Die Deka, mit einem Prozent der Anteile großer Aktionär, hat das laut Fondsmanager Ingo Speich nicht vor. Eine Ablösung Baumanns würde die Probleme nicht lösen, sondern nur vergrößern, meint Speich. Das Alltagsgeschäft würde leiden und Zeit zur Einarbeitung eines Neuen hat Bayer auch nicht.

Großaktionäre wollen dem Vorstand deswegen eine zweite Chance und ein Jahr mehr Zeit geben: „Das Abstimmungsergebnis ist ein heftiger Schuss vor den Bug für Herrn Baumann, aber auch für Herrn Wenning. Vorstand und Aufsichtsrat haben jedoch eine zweite Chance verdient, um die Risiken in den Griff zu bekommen und das Unternehmen wieder auf einen stabilen Wachstumspfad zurückzuführen“, sagte Janne Werning, Analyst bei Union Investment, am Sonntag. „Ein überstürzter Austausch des Vorstandsvorsitzenden würde das Risiko einer Zerschlagung erhöhen.“

Gäbe es einen Nachfolger? Aus dem Kreis der Vorstände ist Liam Condon, der Chef der Agrochemie, der profilierteste Manager. Der Ire wäre eventuell ein möglicher Nachfolger, falls Baumann doch von sich aus geht. Einerseits ist der 51-Jährige, der sechs Sprachen spricht, geschmeidiger im Umgang mit Kritikern und nicht so technokratisch wie Baumann, andererseits steht auch er für den Monsanto-Deal. Er war hier stets der dritte Mann nach Wenning und Baumann. Letztlich haben die Aktionäre auch ihm die Entlastung verweigert.

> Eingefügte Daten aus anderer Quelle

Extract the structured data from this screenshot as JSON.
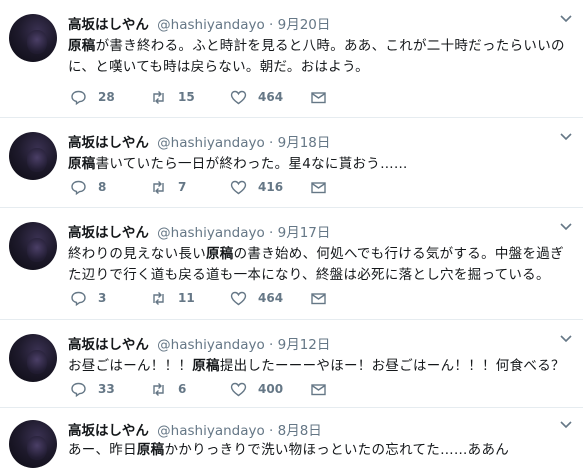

Wie ist die Stimmung im Konzern? Die Mitarbeiter sind schockiert, da helfen auch Beruhigungsbriefe des Vorstands nicht. Die Pharmasparte fühlt sich vernachlässigt. Zudem werden konzernweit 12.000 der 118.000 Stellen abgebaut. Auch erste Politiker sind alarmiert. „Wenn Bayers Konzernspitze stur weiter macht wie bisher, droht das Unternehmen zu einem zweiten RWE in NRW zu werden“, sagte Sven Giegold, Grünen-Spitzenkandidat zur Europawahl.